Many areas of the brain involved in the digestive response are also affected by stress.
Surprisingly, there is no published study comparing neural responses with food allergies in
depressed patients with decreased appetite. Loss of appetite may be the first sign of depression or
a warning to return. (Rahim & Rashid, 2017). On the other hand, some people are unable to stop
eating when they are depressed. Sudden weight loss, whether gaining or losing weight, can be a
warning sign of depression, especially for someone with other symptoms of depression or a
history of depression. "While anorexia is a common symptom of depression, feelings of sadness
or unhappiness can cause some people to overeat." Depression can also cause emotional distress,
a common occurrence when the need for food is not related to physical starvation.

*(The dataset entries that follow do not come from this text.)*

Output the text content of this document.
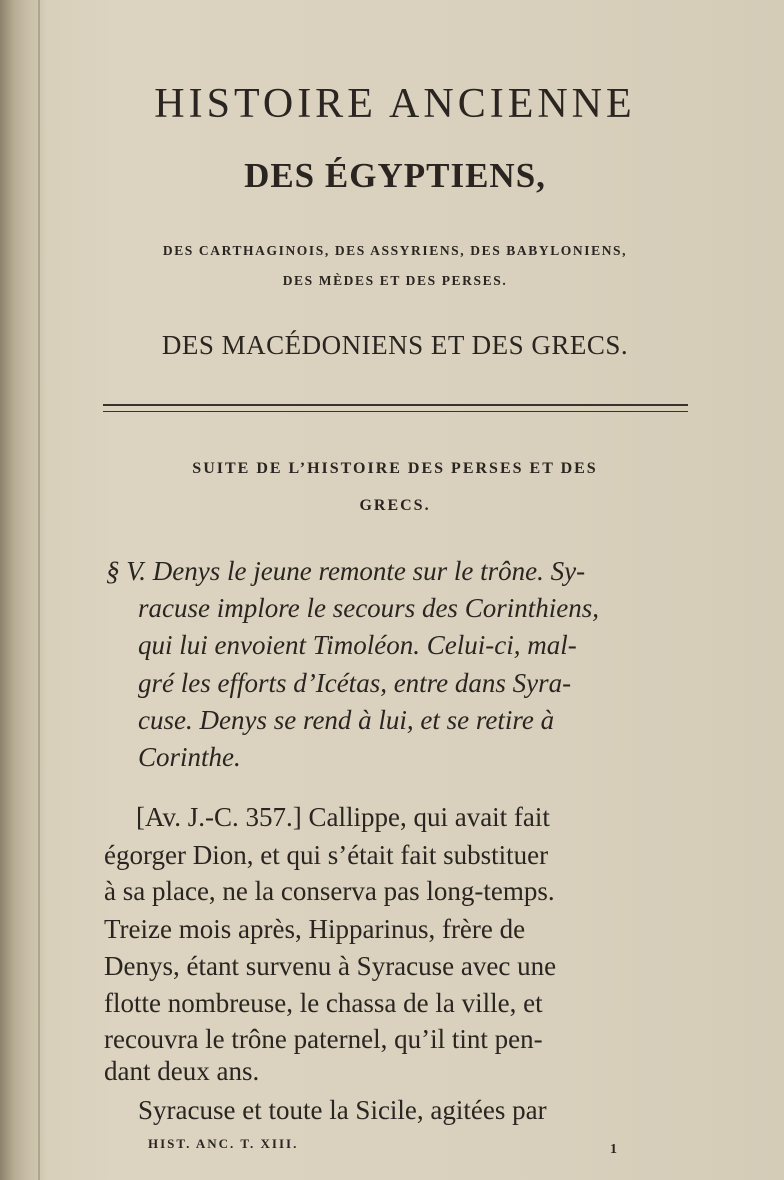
HISTOIRE ANCIENNE
DES ÉGYPTIENS,
DES CARTHAGINOIS, DES ASSYRIENS, DES BABYLONIENS,
DES MÈDES ET DES PERSES.
DES MACÉDONIENS ET DES GRECS.
SUITE DE L’HISTOIRE DES PERSES ET DES
GRECS.
§ V. Denys le jeune remonte sur le trône. Sy-
racuse implore le secours des Corinthiens,
qui lui envoient Timoléon. Celui-ci, mal-
gré les efforts d’Icétas, entre dans Syra-
cuse. Denys se rend à lui, et se retire à
Corinthe.
[Av. J.-C. 357.] Callippe, qui avait fait
égorger Dion, et qui s’était fait substituer
à sa place, ne la conserva pas long-temps.
Treize mois après, Hipparinus, frère de
Denys, étant survenu à Syracuse avec une
flotte nombreuse, le chassa de la ville, et
recouvra le trône paternel, qu’il tint pen-
dant deux ans.
Syracuse et toute la Sicile, agitées par
HIST. ANC. T. XIII.	1
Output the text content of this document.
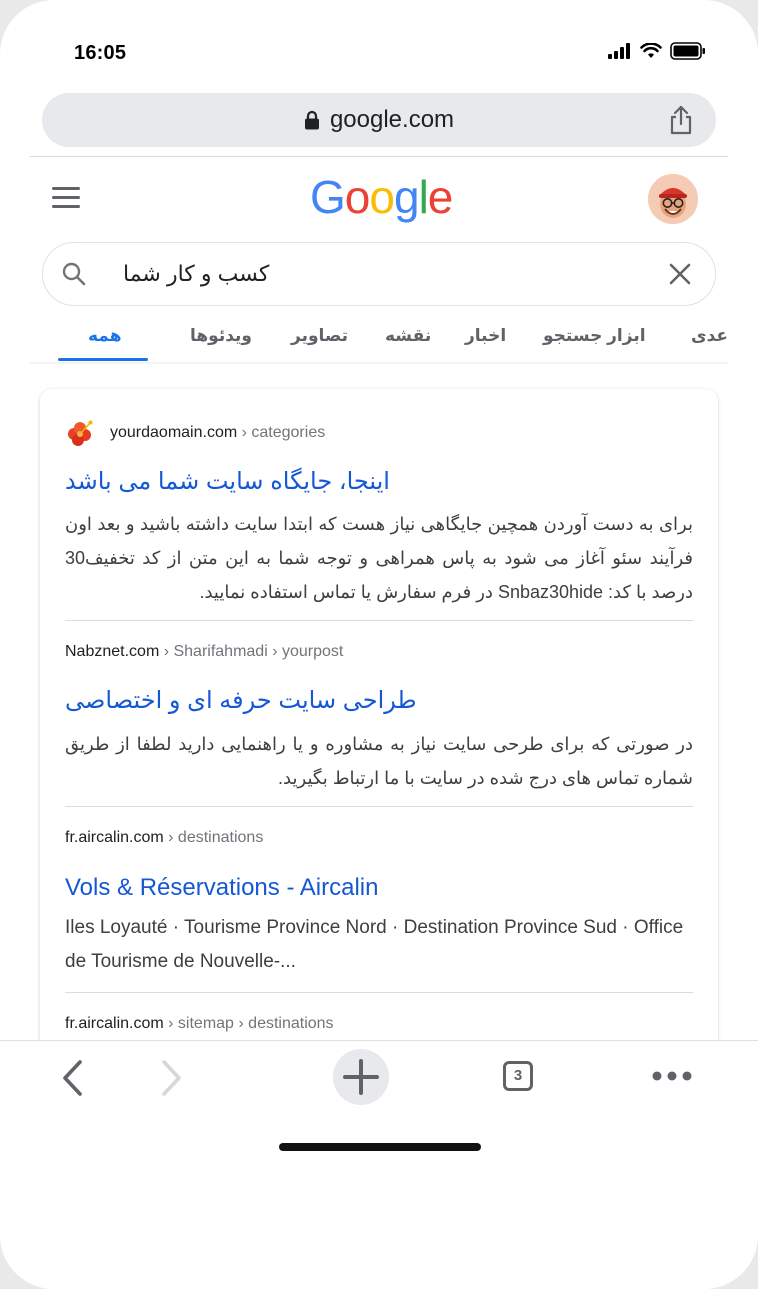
16:05
google.com
Google
کسب و کار شما
همه	ویدئوها تصاویر نقشه اخبار ابزار جستجو	عدی
yourdaomain.com › categories
اینجا، جایگاه سایت شما می باشد
برای به دست آوردن همچین جایگاهی نیاز هست که ابتدا سایت داشته باشید و بعد اون فرآیند سئو آغاز می شود به پاس همراهی و توجه شما به این متن از کد تخفیف30 درصد با کد: Snbaz30hide در فرم سفارش یا تماس استفاده نمایید.
Nabznet.com › Sharifahmadi › yourpost
طراحی سایت حرفه ای و اختصاصی
در صورتی که برای طرحی سایت نیاز به مشاوره و یا راهنمایی دارید لطفا از طریق شماره تماس های درج شده در سایت با ما ارتباط بگیرید.
fr.aircalin.com › destinations
Vols & Réservations - Aircalin
Iles Loyauté · Tourisme Province Nord · Destination Province Sud · Office de Tourisme de Nouvelle-...
fr.aircalin.com › sitemap › destinations
3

Some people show histopathological and functional differences in patients with major depressive
disorders thought to cause depression. Surprisingly, although elevated and decreased appetite are
ways to prevent the diagnosis of major depressive disorder, and the main regions involved in the
pathophysiology of depression are affected by diet, there are no studies comparing neural
responses to the diet of depressed patients whose appetite appears to increase (Nemeroff, 2020).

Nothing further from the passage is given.